A Scotsman who came up with the idea for the world's first automatic cash machine while sitting in the bath after he was locked out of his bank has died at the age of 84.
John Shepherd-Barron's "eureka" moment was inspired by a machine dispensing chocolate bars and he later sold his concept to an executive at Britain's Barclays Bank over a pink gin.
More than 40 years after the first cash machine, or ATM, opened at a bank in north London, customers now have access to 1.7 million worldwide.
"It struck me there must be a way I could get my own money, anywhere in the world," he said in a BBC interview in 2007 to mark the ATM's 40th anniversary. "I hit upon the idea of a chocolate bar dispenser, but replacing chocolate with cash." In the absence of plastic cards, the first customers withdrew money using special cheques impregnated with a mildly radioactive material. The machines were designed to recognise the cheques and dispense money once the customer had entered a personal identification number (Pin).
Shepherd-Barron's wife suggested he used a four-digit security number because she said she would never be able to remember the originally planned six digits.
Banks in the United States at first gave his invention a lukewarm reception, viewing it as a "wacky European idea that wouldn't sell in America", the inventor and businessman said.
But after the first orders came in, the public warmed to the machines and the idea snowballed. His machine hit the streets just before rivals' designs from around the world.
Born in India to Scottish parents in 1925, Shepherd-Barron worked for the banknote printer De La Rue and was honoured by Queen Elizabeth for services to banking in 2005. He died in Scotland on Saturday after a short illness.

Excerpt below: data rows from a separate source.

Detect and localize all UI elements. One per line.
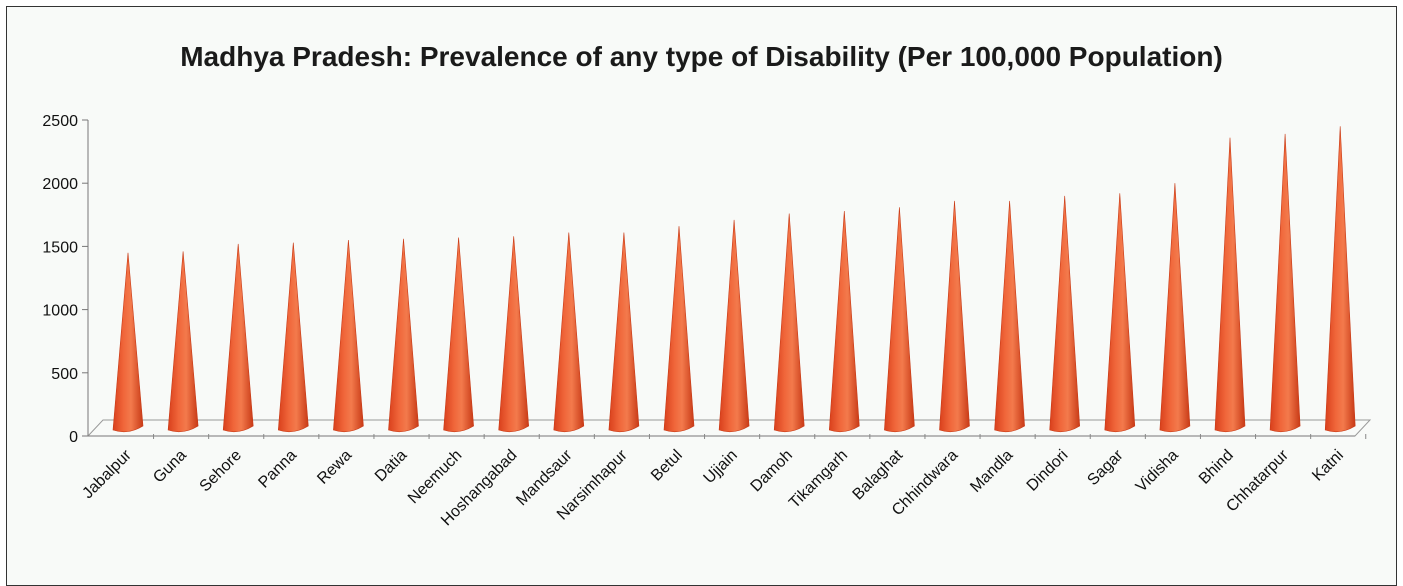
x-tick-label: Datia [372,447,411,486]
y-tick-label: 1500 [42,239,78,256]
x-tick-label: Betul [648,447,686,485]
cone-bar [939,200,970,433]
cone-body [112,252,144,433]
cone-body [167,251,199,433]
cone-body [608,232,640,433]
cone-bar [773,213,805,433]
x-tick-label: Katni [1309,447,1347,485]
cone-bar [884,207,915,433]
cone-bar [1159,183,1191,433]
cone-bar [994,200,1025,433]
cone-body [1269,133,1301,433]
cone-bar [277,242,309,433]
cone-bar [1049,195,1081,433]
cone-bar [608,232,640,433]
cone-body [443,237,474,433]
cone-bar [828,210,860,433]
x-tick-label: Panna [255,447,300,492]
cone-bar [1324,126,1356,433]
chart-title: Madhya Pradesh: Prevalence of any type o… [180,41,1223,72]
y-tick-label: 0 [69,429,78,446]
cone-bar [553,232,585,433]
x-tick-label: Mandla [967,447,1016,496]
x-tick-label: Rewa [314,447,355,488]
cone-body [939,200,970,433]
cone-bar [498,236,530,433]
cone-body [718,219,750,433]
cone-body [773,213,805,433]
cone-body [1104,193,1136,433]
cone-body [388,238,419,433]
y-tick-label: 2500 [42,113,78,130]
x-tick-label: Damoh [748,447,796,495]
cone-body [994,200,1025,433]
cone-body [333,240,364,433]
x-tick-label: Balaghat [850,446,907,503]
cone-body [663,226,695,433]
x-tick-label: Tikamgarh [786,447,851,512]
cone-bar [1104,193,1136,433]
x-tick-label: Ujjain [701,447,741,487]
cone-body [1324,126,1356,433]
x-tick-label: Vidisha [1133,447,1182,496]
y-axis-ticks: 0 500 1000 1500 2000 2500 [42,113,88,446]
x-axis-ticks: Jabalpur Guna Sehore Panna Rewa DatiaNeemuchH… [79,434,1367,529]
cone-body [1159,183,1191,433]
x-tick-label: Dindori [1024,447,1072,495]
cone-bar [222,243,254,433]
axes [86,120,1372,437]
x-tick-label: Sehore [197,447,246,496]
cone-body [222,243,254,433]
x-tick-label: Bhind [1196,447,1237,488]
cone-body [1214,137,1246,433]
x-tick-label: Guna [150,447,190,487]
cone-body [1049,195,1081,433]
cone-body [553,232,585,433]
x-tick-label: Sagar [1084,446,1127,489]
cone-bar [663,226,695,433]
cone-bar [443,237,474,433]
cone-bar [1214,137,1246,433]
cone-bar [167,251,199,433]
cone-bar [1269,133,1301,433]
cone-bar [112,252,144,433]
cone-body [277,242,309,433]
cone-body [498,236,530,433]
cone-bar [333,240,364,433]
cone-bar [388,238,419,433]
y-tick-label: 500 [51,366,78,383]
cone-body [884,207,915,433]
cone-bar [718,219,750,433]
y-tick-label: 1000 [42,303,78,320]
y-tick-label: 2000 [42,176,78,193]
cone-series [112,126,1356,433]
cone-body [828,210,860,433]
x-tick-label: Jabalpur [79,446,135,502]
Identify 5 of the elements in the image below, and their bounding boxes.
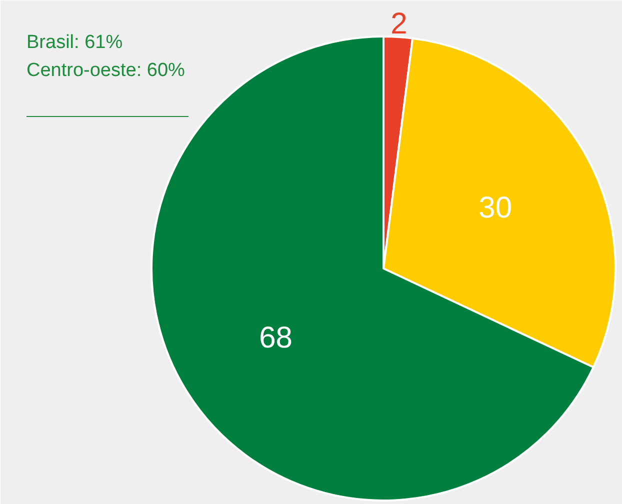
data-label: 68 xyxy=(259,321,292,354)
data-label: 30 xyxy=(478,192,512,225)
text: Brasil: 61% xyxy=(26,32,123,53)
text: Centro-oeste: 60% xyxy=(26,60,186,81)
data-label: 2 xyxy=(390,7,408,40)
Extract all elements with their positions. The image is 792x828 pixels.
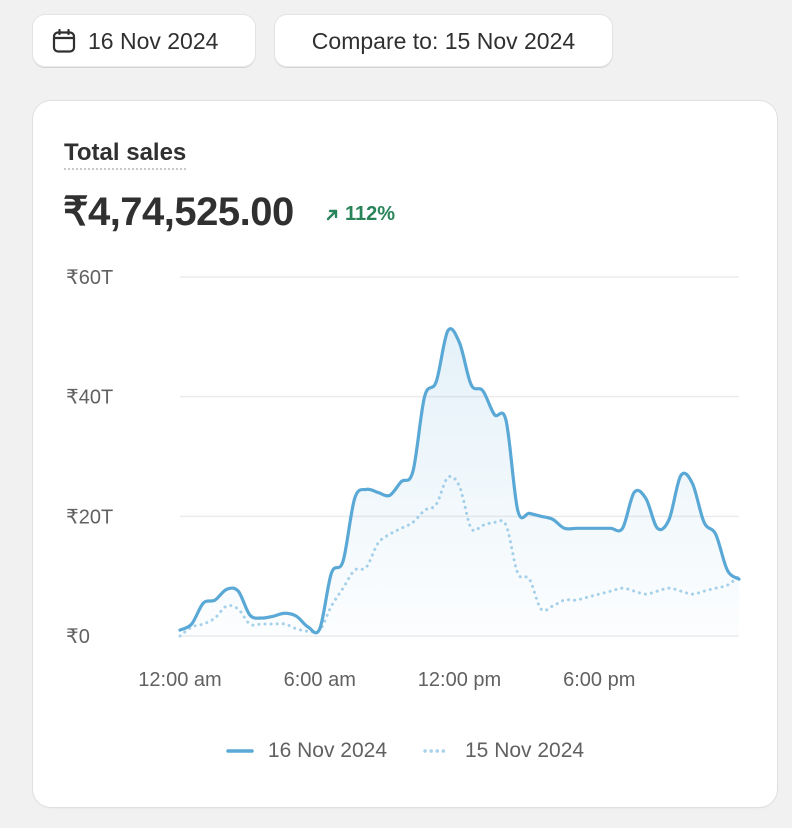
compare-to-label: Compare to: 15 Nov 2024: [311, 27, 576, 54]
date-range-label: 16 Nov 2024: [88, 27, 219, 54]
legend-swatch-dotted: [423, 749, 451, 753]
metric-value: ₹4,74,525.00: [63, 190, 294, 234]
x-tick-label: 6:00 am: [284, 669, 356, 691]
x-tick-label: 12:00 pm: [418, 669, 501, 691]
legend-item[interactable]: 15 Nov 2024: [423, 739, 584, 763]
date-range-button[interactable]: 16 Nov 2024: [33, 15, 255, 67]
y-tick-label: ₹0: [66, 626, 90, 648]
series-area: [180, 328, 739, 636]
metric-title[interactable]: Total sales: [64, 139, 187, 170]
series-line-primary: [178, 327, 741, 635]
x-tick-label: 12:00 am: [138, 669, 221, 691]
y-tick-label: ₹40T: [66, 387, 113, 409]
legend-label: 15 Nov 2024: [465, 739, 585, 762]
legend-item[interactable]: 16 Nov 2024: [226, 739, 387, 763]
arrow-up-right-icon: [326, 209, 338, 220]
metric-change-value: 112%: [345, 203, 396, 225]
metric-change-badge: 112%: [325, 203, 395, 226]
total-sales-card: Total sales ₹4,74,525.00 112% ₹0 ₹20T ₹40T…: [33, 101, 777, 807]
legend-swatch-solid: [226, 749, 254, 753]
legend-label: 16 Nov 2024: [267, 739, 387, 762]
compare-to-button[interactable]: Compare to: 15 Nov 2024: [275, 15, 612, 67]
chart-legend: 16 Nov 2024 15 Nov 2024: [33, 739, 777, 763]
calendar-icon: [51, 28, 77, 54]
y-tick-label: ₹60T: [66, 267, 113, 289]
sales-chart: ₹0 ₹20T ₹40T ₹60T 12:00 am 6:00 am 12:00 pm 6:0…: [66, 267, 741, 691]
x-tick-label: 6:00 pm: [563, 669, 635, 691]
y-tick-label: ₹20T: [66, 506, 113, 528]
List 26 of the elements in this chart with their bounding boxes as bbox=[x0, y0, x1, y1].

"His invention has transformed the way that we get hold of our cash," said a spokesman for Link, Britain's cash machine network. "While cash machines were once a novelty, they have become part of daily life."
Although Shepherd-Barron was credited with inventing the first practical ATM, he had a rival for the claim to have developed the type of machine widely used today.
Fellow Scot James Goodfellow, also honoured by Queen Elizabeth for an alternative ATM design, said it was wrong to portray Shepherd-Barron as the cash machine's inventor. "It's not sour grapes. He invented a radioactive device to withdraw money," Goodfellow told a Scottish newspaper.
"I invented an automated system with an encrypted card and a Pin number, and that's the one that is used around the world today."